My impression? This guy's very smart, street smart, a wheeler-dealer in an area full of them, secular, pro-American, committed to democracy, and brave. I never heard Musharraf frame Pakistan's fight against terrorism with such candor.
I believe he wants genuine conciliation with India and Afghanistan, essential to the region's stability. (Positive meetings were held here with the Indian and Afghan leaders.). I care much less right now about his checkered past than about getting behind him for civilization's sake.

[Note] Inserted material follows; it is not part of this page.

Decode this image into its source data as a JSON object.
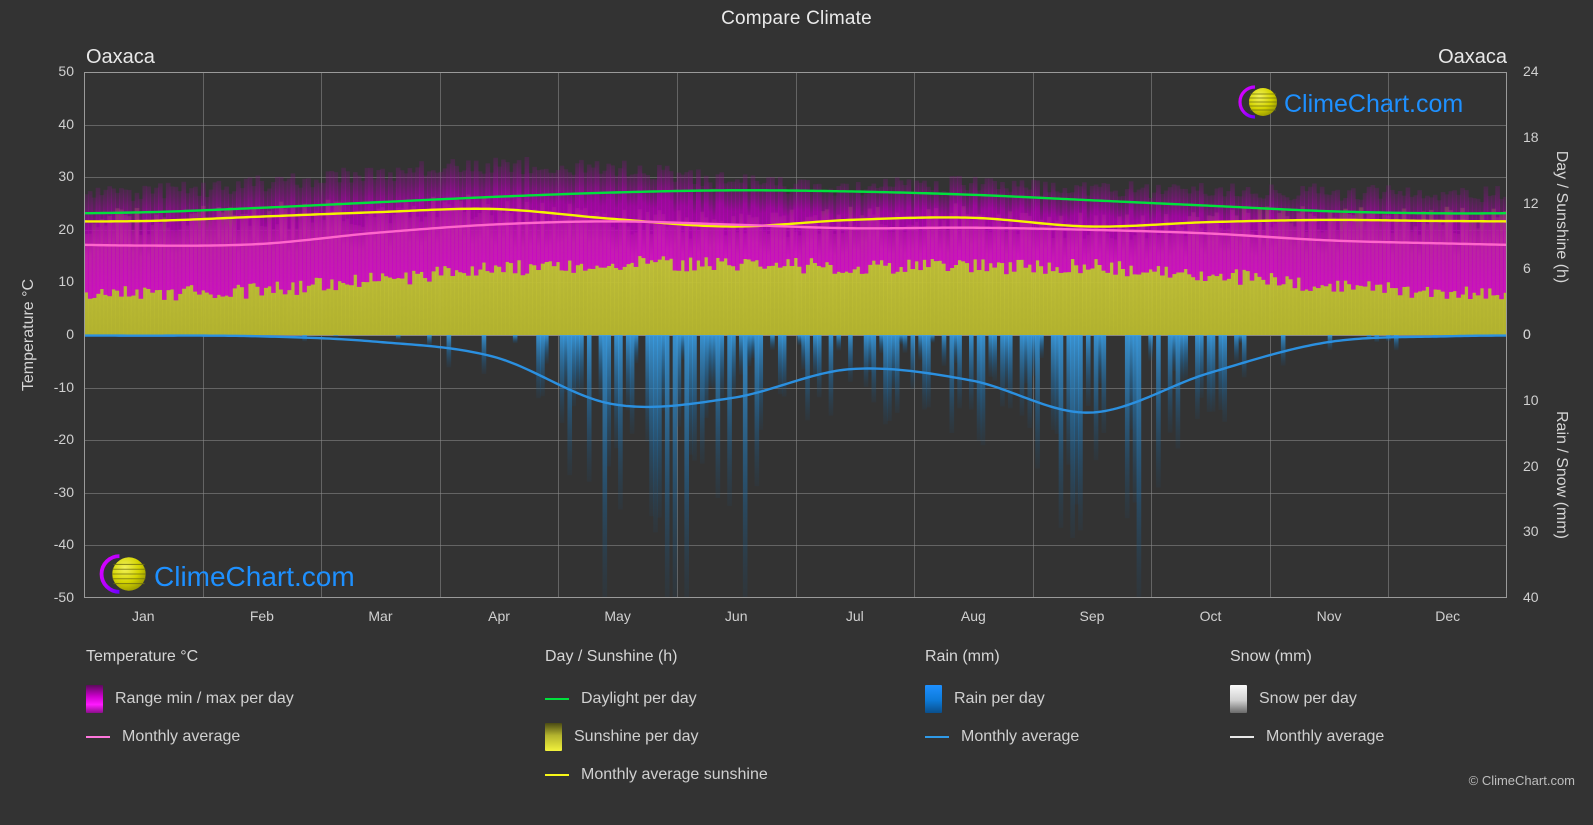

The next U.S. administration must be forthright in support, relentless in demanding results, and ruthless where necessary. It must not be had, as Bush was.
Whether Zardari can work with the army will be critical; he says the generals have "come full circle" and understood "civilian leadership is the only place to be." But Pakistan's history suggests otherwise.
After he talked of revenge for Benazir's death, Zardari added this: "I am not a warmonger. I am not interested in physical might which is not the expression of my strength. I have many strengths, and one of them is that I can take pain, not give pain. I don't consider anyone who can give pain brave, I consider anyone who can take pain brave. That is why I consider a woman a stronger gender because she can take much more pain than a man."
From a Muslim leader, and one so bereaved, I salute that, without reserve.